After seven years of being in the trenches of the classroom, I’ve decided it’s time to venture into another realm of education. I’ve greatly enjoyed my students’ successes and my own. Not to brag or anything, but my Chemistry students in all their adolescent awkwardness, ROCK!! All 75 of my sophomores from last year passed their state examination. Eleven of them passed with perfect scores and 44 others passed with advanced scores. Everyone else in the county suffered a drop in scores due to unexpected changes to the test. I can’t reveal all my classroom secrets in this here blog, but I will share a few.
You walk into my classroom, and you’ll find something different going on. Textbooks are on the bookshelves, and not on student desks. Students are in groups chatting and snickering while plugging away at their calculators and marking up their periodic tables. On lab day, kids are madly writing and re-writing, measuring and re-measuring. No two kids are doing the same experiment, yet everything is totally under control. I’m at my desk managing an assortment of tasks and checking on their progress periodically. There is learning going on, but the burden is not on me. Students are happily doing what they thought was impossible, and I’m giving them space to grow… and flounder a little.
What I’m talking about is a culture change. Secondary classrooms everywhere have become overrun with state standards and RTI initiatives. (I’m screaming inside!!!) There’s little we can do to change what takes place on the administrative level, but the classroom…. Well, that’s yours! And I want to inspire and encourage you to foster and re-foster an environment where learning takes precedence to student scores and every child is free to become their best.
Greet every student at the door every class period every day.
This is extreme, I know… but it’s truly a seed that reaps great rewards! I started this practice during my second year teaching. I think back to the first day of classes, and as some of the kids approached room 62 at Henrico High School I’d think “Boy, I hope that kid doesn’t come into my room.” Those jokers walked right through my door… Every. Single. One. And over time I fell in love with each of them.
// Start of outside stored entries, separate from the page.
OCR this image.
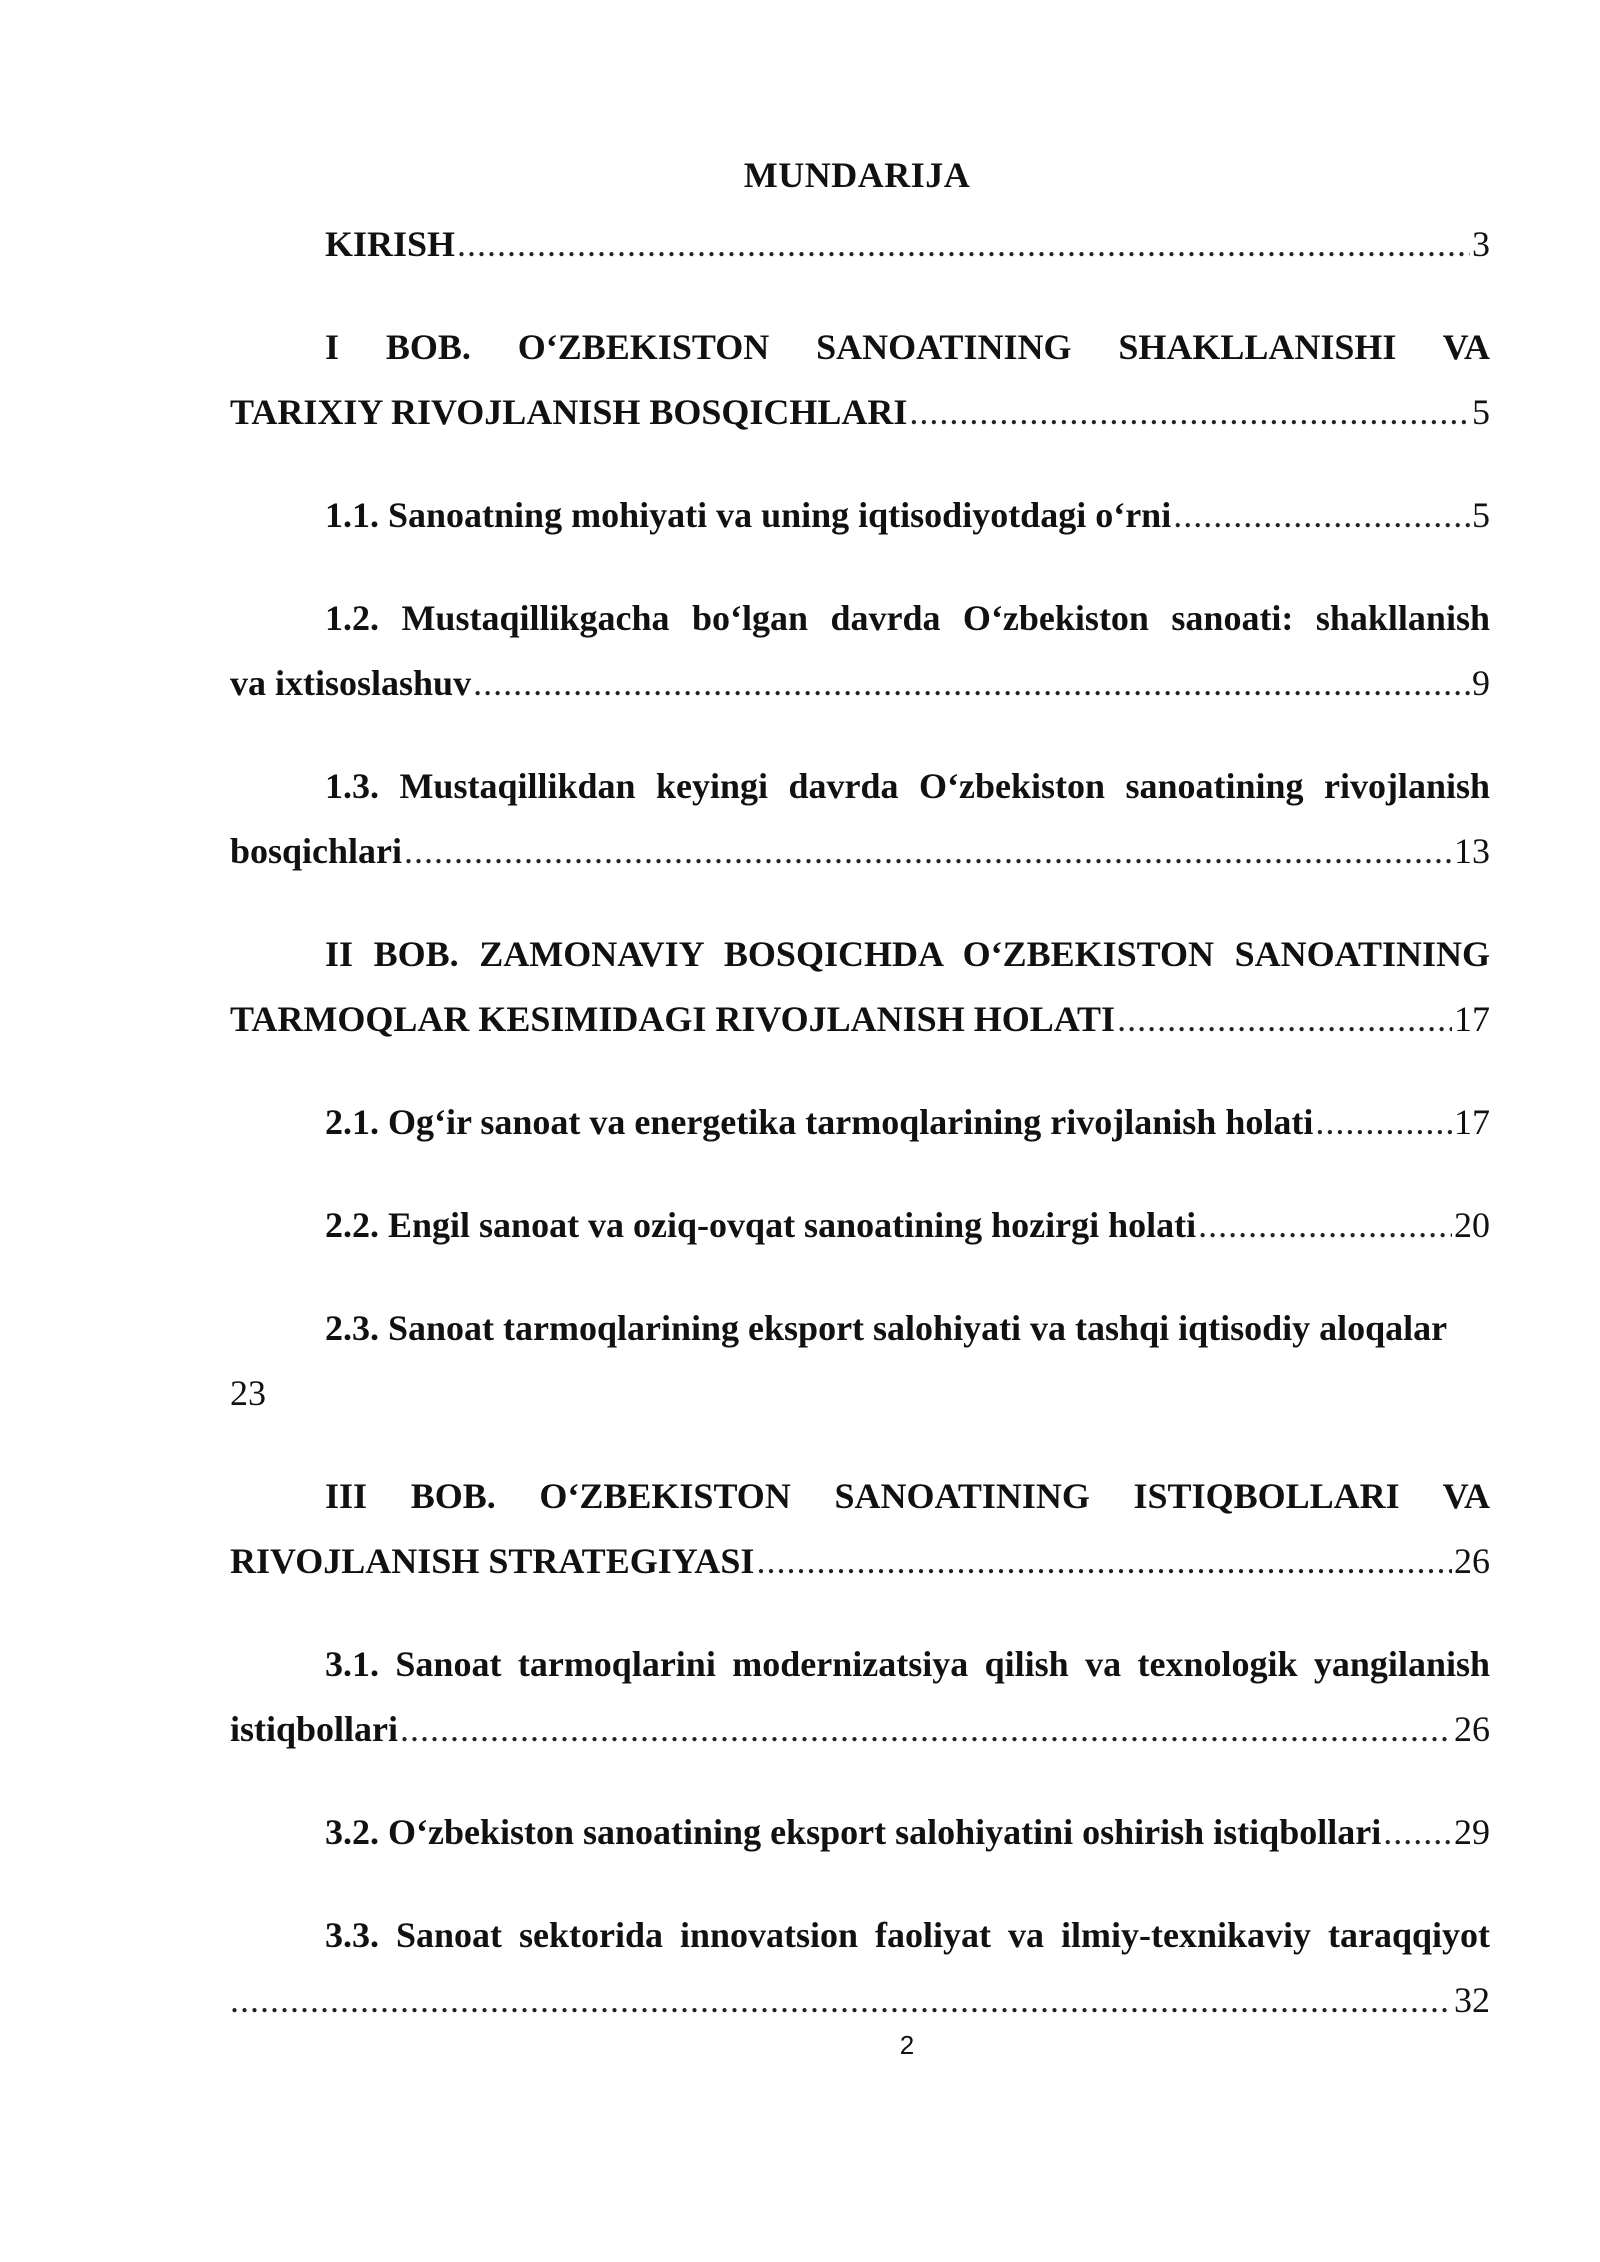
MUNDARIJA
KIRISH .....	3
I BOB. O‘ZBEKISTON SANOATINING SHAKLLANISHI VA
TARIXIY RIVOJLANISH BOSQICHLARI .....	5
1.1. Sanoatning mohiyati va uning iqtisodiyotdagi o‘rni .....	5
1.2. Mustaqillikgacha bo‘lgan davrda O‘zbekiston sanoati: shakllanish
va ixtisoslashuv .....	9
1.3. Mustaqillikdan keyingi davrda O‘zbekiston sanoatining rivojlanish
bosqichlari .....	13
II BOB. ZAMONAVIY BOSQICHDA O‘ZBEKISTON SANOATINING
TARMOQLAR KESIMIDAGI RIVOJLANISH HOLATI .....	17
2.1. Og‘ir sanoat va energetika tarmoqlarining rivojlanish holati .....	17
2.2. Engil sanoat va oziq-ovqat sanoatining hozirgi holati .....	20
2.3. Sanoat tarmoqlarining eksport salohiyati va tashqi iqtisodiy aloqalar
23
III BOB. O‘ZBEKISTON SANOATINING ISTIQBOLLARI VA
RIVOJLANISH STRATEGIYASI .....	26
3.1. Sanoat tarmoqlarini modernizatsiya qilish va texnologik yangilanish
istiqbollari .....	26
3.2. O‘zbekiston sanoatining eksport salohiyatini oshirish istiqbollari ..... 29
3.3. Sanoat sektorida innovatsion faoliyat va ilmiy-texnikaviy taraqqiyot
.....
32
2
One young woman in particular comes to mind. She had dyed her hair pitch black, wore horizontal-striped stockings & short skirts, and was pierced for days. Turns out she was incredibly brilliant and loveable and honored me long after she graduated.
Greeting your students at the door says to them “I’m happy to see you. You’re welcomed, safe, and wanted in this space. No matter what happened earlier today, you are free to be excellent right here, right now.”
If you’re working in a low-income school, chances are your students work late hours, take care of siblings, and carry a significant burden for their families. While we know this situation is not ideal for learning, we can’t change what is. We can change, however, our approach to helping these students succeed. I found myself giving less homework and more quizzes with my at-risk students. If at all possible, the last ten minutes of every class (we have 95-minute blocks) were devoted to completing homework. Diligent students could finish their work in the allotted time, but everyone knew to expect a quiz every day. Prior to giving the quiz, we’d review the significant concepts and how-to’s. Some still didn’t perform, but over my 7 years of teaching only 4 students have failed to pass their state examination for Chemistry. Four students out of over eight hundred? Not bad…
Let your students know you’re on their side, and they can trust you to help them through as long as they put in effort and remain focused.
Don’t answer every question asked.
A seventeen-year old boy came to my desk after class one day and said “I didn’t do well on this quiz, and it’s your fault because I don’t feel comfortable asking you questions in class.” Knowing this kid’s ego was far more fragile than he let on, I replied “Well, honey, you shouldn’t feel comfortable asking me questions. We’re in unit 8, and you’re asking questions from unit 3.” He danced around the fact that it was MY job to answer every question he ever had about everything I taught since September. Certainly that is NOT my job, nor is it yours! As teachers we must show the students how to come to a sensible answer, even if it involves a risk. Should a kid solve a gas law problem incorrectly, the world won’t implode. Should they solve it correctly, they won’t be awarded a Nobel Prize. So tell the kid to do the dang problem. Then do it again. And again. That’s their job.
Our children have become so accustomed to being spoon-fed. Their parents do it, and other teachers do it. Help yourself, and make them accountable for learning.
There’s so much more I wish to add, but classroom culture doesn’t change overnight. But you, being the master educator that you are, can implement at least one of these items. Reflect upon last year and choose one of the above items to try to correct an issue that you had. Continue to reflect. Continue to make appropriate changes. Before long, your classroom will be a place where kids will be excited to prove their best to you, and eventually, the world.
With love, sincerity, and hope for excellent school year!